Et ils font vibrer l’underground, créant un engouement sans pareil dans le milieu via les
combats illégaux qu’ils organisent. C’est aujourd’hui un coquet business, voir une véritable institution dont ils prennent soin, huilant sans hésiter les pattes qu’il faut pour s’assurer un minimum de paix. L’appât du gain en attire plus d’un, si bien que de nombreux challengers se présentent à ces combats dans l’espoir d’empocher le pactole. Il y a de tout, les
protégés des Crows, ceux de divers
petits gangs attirés par la couleur de l’argent, et même des
civils en quête d'échappatoire, voire de damnation.
San Diego s’est gangrené au fil du temps, ses enfants éparpillés dans une toile chamarrée entre respectabilité et criminalité. Les forces de l’ordre pataugent dans une fange que les Reaper’s Crows leur versent généreusement sur la tête. Alors que les motards se tiennent les poignets loin des menottes, une partie de la population gronde d’une colère sourde. Des âmes perdues entre les filets sanglants du ring, celles qui se sont évadées dans les vices de l’Underground, celles que les
paris ont affamées, mises à la rue.
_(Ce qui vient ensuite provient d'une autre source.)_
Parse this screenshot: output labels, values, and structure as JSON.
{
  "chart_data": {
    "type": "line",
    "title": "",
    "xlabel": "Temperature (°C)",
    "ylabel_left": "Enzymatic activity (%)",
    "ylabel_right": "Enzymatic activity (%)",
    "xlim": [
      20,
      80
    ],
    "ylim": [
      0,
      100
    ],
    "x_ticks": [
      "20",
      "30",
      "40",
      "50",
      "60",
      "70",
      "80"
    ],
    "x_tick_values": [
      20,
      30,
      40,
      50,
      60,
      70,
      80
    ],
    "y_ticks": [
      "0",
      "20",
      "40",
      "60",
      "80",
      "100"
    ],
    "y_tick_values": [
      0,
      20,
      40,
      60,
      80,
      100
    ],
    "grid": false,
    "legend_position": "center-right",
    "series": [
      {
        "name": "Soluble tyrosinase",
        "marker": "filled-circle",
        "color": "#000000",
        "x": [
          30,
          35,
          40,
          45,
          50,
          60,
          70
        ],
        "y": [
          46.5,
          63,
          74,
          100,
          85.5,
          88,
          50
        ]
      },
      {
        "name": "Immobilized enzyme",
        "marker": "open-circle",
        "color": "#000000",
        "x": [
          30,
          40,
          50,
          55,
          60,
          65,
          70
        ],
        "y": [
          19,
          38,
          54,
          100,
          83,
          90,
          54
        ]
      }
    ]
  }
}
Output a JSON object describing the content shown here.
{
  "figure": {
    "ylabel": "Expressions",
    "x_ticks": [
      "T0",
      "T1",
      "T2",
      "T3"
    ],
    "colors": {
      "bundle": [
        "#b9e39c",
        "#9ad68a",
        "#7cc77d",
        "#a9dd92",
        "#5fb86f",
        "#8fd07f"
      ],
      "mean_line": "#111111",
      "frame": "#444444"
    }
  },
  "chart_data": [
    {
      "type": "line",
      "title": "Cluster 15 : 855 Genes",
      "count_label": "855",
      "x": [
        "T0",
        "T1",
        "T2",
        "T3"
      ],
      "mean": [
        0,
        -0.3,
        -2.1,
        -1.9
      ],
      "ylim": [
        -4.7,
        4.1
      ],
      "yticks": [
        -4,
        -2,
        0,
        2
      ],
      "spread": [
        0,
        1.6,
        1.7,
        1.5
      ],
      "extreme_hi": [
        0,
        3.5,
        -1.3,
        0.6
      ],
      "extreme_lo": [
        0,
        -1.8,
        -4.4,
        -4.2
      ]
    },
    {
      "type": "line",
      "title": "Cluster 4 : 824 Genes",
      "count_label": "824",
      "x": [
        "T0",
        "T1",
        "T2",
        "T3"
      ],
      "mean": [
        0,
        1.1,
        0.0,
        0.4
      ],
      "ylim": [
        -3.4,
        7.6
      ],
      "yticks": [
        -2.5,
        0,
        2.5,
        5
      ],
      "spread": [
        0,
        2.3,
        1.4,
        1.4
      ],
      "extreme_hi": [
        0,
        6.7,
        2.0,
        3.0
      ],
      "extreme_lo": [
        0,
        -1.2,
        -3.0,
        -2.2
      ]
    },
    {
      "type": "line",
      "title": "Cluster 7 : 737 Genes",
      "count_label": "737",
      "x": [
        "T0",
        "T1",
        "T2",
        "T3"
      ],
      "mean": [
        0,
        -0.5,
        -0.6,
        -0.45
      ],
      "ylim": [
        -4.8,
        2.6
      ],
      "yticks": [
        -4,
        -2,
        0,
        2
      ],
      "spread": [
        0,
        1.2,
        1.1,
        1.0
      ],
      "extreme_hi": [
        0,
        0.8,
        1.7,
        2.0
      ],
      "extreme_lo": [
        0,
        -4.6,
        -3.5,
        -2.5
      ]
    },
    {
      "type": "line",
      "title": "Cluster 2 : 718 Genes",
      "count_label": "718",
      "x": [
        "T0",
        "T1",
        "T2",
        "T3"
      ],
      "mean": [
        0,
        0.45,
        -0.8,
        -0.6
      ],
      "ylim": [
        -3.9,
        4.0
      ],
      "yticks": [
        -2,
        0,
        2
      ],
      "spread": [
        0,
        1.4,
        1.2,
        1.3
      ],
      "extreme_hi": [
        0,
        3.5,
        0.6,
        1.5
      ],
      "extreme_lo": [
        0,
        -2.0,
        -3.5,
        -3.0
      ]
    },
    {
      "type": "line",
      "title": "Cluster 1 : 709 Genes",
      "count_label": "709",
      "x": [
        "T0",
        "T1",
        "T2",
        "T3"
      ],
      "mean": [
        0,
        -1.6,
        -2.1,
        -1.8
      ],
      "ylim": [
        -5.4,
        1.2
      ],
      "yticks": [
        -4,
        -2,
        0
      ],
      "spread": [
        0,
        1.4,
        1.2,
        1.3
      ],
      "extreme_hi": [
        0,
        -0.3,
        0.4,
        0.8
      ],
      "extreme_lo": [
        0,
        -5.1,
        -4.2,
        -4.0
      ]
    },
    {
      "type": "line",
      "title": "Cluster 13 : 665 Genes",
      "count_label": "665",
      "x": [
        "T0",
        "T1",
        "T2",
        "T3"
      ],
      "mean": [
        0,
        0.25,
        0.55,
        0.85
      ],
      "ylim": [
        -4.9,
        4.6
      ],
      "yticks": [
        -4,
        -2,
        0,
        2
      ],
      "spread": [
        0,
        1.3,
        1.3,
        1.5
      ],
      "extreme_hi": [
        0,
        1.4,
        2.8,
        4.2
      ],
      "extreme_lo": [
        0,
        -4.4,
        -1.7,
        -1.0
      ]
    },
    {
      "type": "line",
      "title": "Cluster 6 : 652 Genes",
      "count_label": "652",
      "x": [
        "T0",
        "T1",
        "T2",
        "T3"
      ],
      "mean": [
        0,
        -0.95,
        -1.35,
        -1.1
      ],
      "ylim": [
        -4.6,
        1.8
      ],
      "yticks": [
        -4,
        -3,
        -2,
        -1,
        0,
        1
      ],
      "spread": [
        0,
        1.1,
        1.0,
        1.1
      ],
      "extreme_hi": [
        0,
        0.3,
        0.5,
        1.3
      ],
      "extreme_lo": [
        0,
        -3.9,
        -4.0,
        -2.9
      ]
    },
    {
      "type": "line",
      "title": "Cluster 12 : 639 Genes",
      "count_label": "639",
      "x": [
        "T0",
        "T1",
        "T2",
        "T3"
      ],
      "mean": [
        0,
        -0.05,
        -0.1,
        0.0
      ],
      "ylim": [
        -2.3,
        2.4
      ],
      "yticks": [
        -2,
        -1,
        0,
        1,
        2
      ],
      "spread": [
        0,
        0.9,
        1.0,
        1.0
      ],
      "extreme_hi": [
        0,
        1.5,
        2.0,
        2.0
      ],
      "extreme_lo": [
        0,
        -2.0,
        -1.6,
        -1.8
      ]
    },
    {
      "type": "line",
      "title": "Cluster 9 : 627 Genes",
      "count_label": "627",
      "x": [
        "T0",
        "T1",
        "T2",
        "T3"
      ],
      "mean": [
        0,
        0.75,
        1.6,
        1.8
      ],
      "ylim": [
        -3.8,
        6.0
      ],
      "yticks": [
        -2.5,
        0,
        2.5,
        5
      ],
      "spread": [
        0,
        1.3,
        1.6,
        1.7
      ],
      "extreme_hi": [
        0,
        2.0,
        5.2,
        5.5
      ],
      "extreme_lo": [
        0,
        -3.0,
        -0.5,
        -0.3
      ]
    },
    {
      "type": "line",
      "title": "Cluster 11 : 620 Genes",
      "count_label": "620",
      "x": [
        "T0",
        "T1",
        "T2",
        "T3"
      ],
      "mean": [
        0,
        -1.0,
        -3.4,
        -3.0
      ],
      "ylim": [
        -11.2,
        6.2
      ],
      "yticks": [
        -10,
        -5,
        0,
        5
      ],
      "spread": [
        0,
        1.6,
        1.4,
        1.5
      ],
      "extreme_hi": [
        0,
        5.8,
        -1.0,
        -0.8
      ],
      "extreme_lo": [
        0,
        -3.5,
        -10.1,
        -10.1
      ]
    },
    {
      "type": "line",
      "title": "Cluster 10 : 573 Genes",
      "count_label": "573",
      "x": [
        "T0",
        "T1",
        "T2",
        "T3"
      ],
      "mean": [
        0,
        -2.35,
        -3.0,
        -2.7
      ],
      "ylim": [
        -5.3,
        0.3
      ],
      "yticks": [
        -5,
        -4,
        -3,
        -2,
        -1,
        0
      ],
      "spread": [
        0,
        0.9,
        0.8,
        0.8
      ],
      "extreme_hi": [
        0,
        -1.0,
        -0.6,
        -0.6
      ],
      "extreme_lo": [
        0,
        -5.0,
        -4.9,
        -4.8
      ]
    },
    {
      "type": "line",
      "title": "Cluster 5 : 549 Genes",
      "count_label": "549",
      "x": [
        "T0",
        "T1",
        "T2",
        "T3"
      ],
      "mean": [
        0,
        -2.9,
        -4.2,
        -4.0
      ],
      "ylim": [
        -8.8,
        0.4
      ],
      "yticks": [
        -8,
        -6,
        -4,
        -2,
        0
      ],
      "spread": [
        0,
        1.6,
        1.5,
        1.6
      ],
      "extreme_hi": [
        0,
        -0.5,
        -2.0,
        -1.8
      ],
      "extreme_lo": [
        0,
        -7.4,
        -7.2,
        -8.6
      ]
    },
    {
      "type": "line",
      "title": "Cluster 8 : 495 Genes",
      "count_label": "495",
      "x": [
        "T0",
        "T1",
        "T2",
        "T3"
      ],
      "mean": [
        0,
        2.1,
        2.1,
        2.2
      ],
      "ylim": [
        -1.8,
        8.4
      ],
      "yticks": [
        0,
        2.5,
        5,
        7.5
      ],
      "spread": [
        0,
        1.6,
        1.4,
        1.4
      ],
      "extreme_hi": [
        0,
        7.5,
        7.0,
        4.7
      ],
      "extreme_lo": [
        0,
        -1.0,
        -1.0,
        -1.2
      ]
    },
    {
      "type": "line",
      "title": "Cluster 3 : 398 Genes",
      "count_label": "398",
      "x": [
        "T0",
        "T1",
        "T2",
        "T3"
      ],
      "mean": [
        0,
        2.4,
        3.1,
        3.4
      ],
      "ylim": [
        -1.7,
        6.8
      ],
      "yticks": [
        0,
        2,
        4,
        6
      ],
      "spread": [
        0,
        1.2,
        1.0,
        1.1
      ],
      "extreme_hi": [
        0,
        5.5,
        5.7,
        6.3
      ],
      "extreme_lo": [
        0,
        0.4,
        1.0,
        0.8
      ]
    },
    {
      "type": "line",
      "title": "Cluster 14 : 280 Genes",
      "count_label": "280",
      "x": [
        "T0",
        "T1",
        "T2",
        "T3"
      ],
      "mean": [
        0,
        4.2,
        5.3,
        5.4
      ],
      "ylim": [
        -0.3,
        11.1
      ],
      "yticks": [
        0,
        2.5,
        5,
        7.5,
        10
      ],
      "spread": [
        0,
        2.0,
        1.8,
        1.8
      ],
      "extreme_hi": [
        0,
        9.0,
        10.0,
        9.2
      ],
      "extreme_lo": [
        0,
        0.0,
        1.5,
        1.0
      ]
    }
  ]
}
Les histoires tristes, cruelles, glaçantes, elles existent, nourrissent la rancœur et le désespoir, font naître des
justiciers avides de précipiter la chute des bikers et de leur empire. Motivations variées, objectifs communs, organisations disparates, des plus pacifiques aux plus extrémistes, ils sont là, cherchant à récupérer le San Diego qu’ils ont perdu.